A mighty beast that once traversed the waters of the Black Sea is finally getting the retirement it deserves – the only Lun-class ekranoplan, the MD-160, has been towed to the Republic of Dagestan, Russia and is now being repurposed to become a tourist attraction. Visitors will reportedly be able to look inside the 300-tonne machine, which served first in the Soviet and then in the Russian Navy until being retired in the late 1990s.
Despite being exclusively deployed at sea, ekranoplans are not technically ships, despite being classified as such by the International Maritime Organisation. Nor is it an aircraft in the usual sense. It flies roughly four metres above the water relying on its wings and the ground effect – an aerodynamic force created by the air reflected against the surface of water.

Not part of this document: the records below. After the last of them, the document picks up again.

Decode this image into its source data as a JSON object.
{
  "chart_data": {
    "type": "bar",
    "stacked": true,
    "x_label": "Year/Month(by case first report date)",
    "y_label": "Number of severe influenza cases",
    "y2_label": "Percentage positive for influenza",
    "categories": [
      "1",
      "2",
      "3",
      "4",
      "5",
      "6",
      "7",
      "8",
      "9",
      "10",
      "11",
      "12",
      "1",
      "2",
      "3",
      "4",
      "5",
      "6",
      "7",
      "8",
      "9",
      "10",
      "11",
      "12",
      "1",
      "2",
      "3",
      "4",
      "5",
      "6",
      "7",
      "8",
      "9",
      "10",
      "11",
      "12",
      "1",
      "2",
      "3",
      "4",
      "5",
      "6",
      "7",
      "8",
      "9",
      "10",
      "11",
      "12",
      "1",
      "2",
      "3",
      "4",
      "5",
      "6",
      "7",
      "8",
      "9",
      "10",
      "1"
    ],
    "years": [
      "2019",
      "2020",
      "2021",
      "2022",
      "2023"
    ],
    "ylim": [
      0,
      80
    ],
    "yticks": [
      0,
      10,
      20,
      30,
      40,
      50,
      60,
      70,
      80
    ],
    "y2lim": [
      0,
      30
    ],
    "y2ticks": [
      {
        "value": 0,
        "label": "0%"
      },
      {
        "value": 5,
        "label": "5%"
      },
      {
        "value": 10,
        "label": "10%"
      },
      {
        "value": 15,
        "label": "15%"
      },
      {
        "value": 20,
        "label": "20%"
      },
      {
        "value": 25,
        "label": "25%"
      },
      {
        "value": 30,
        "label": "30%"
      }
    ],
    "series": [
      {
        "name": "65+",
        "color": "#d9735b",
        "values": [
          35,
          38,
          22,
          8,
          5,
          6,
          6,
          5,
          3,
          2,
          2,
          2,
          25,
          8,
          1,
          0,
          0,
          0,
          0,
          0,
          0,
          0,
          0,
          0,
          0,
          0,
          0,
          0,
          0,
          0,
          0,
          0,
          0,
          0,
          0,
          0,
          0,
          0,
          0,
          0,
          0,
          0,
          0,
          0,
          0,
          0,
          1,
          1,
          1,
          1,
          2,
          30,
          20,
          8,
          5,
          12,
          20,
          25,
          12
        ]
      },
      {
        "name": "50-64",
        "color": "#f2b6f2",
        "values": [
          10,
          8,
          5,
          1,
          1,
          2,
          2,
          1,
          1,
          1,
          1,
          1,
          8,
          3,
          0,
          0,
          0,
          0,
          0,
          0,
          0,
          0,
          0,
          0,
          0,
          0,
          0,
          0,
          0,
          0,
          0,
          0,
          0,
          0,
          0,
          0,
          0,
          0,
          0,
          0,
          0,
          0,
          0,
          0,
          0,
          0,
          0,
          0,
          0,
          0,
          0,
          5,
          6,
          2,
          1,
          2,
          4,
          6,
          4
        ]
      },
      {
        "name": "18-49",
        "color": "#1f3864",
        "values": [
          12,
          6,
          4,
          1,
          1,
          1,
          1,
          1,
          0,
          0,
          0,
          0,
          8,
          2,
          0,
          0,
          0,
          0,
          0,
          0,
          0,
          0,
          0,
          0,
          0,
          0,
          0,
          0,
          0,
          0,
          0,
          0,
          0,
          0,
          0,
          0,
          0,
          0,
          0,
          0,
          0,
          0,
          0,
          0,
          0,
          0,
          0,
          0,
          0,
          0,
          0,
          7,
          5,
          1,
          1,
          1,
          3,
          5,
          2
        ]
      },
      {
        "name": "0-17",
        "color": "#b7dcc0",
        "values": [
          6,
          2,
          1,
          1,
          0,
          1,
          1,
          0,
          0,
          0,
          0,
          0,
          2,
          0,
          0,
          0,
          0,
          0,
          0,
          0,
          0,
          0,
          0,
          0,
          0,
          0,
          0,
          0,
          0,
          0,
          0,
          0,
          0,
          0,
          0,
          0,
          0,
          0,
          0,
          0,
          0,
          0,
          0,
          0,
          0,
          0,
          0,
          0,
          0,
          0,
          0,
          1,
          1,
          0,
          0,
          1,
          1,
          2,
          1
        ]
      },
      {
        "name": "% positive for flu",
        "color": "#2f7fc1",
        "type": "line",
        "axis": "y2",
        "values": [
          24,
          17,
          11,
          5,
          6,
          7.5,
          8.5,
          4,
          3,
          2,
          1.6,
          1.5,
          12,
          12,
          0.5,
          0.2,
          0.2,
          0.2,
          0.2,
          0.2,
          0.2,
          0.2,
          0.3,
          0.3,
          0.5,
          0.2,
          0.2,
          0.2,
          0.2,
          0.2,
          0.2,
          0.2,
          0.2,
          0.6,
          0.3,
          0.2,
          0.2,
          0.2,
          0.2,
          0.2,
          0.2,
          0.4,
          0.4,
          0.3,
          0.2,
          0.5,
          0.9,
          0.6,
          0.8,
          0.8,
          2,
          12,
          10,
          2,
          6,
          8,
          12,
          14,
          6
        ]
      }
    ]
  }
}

The USSR developed and built several models of ekranoplans, but the MD-160 was the only Lun-class vehicle built except for the prototype craft, which crashed after 15 years of tests in the Caspian Sea. The latter were noticed by the CIA in the middle of the Cold War, leaving the agency puzzled about the design and purpose of the ship, which they dubbed the "Caspian Sea Monster".
The spy agency even devised a dedicated drone to watch over the Lun ekranoplan's trials, learning in the process that it was an aircraft capable of both transporting forces and landing missile strikes against enemy ships using P-270 Moskit (Mosquito) guided missiles fired from six launchers.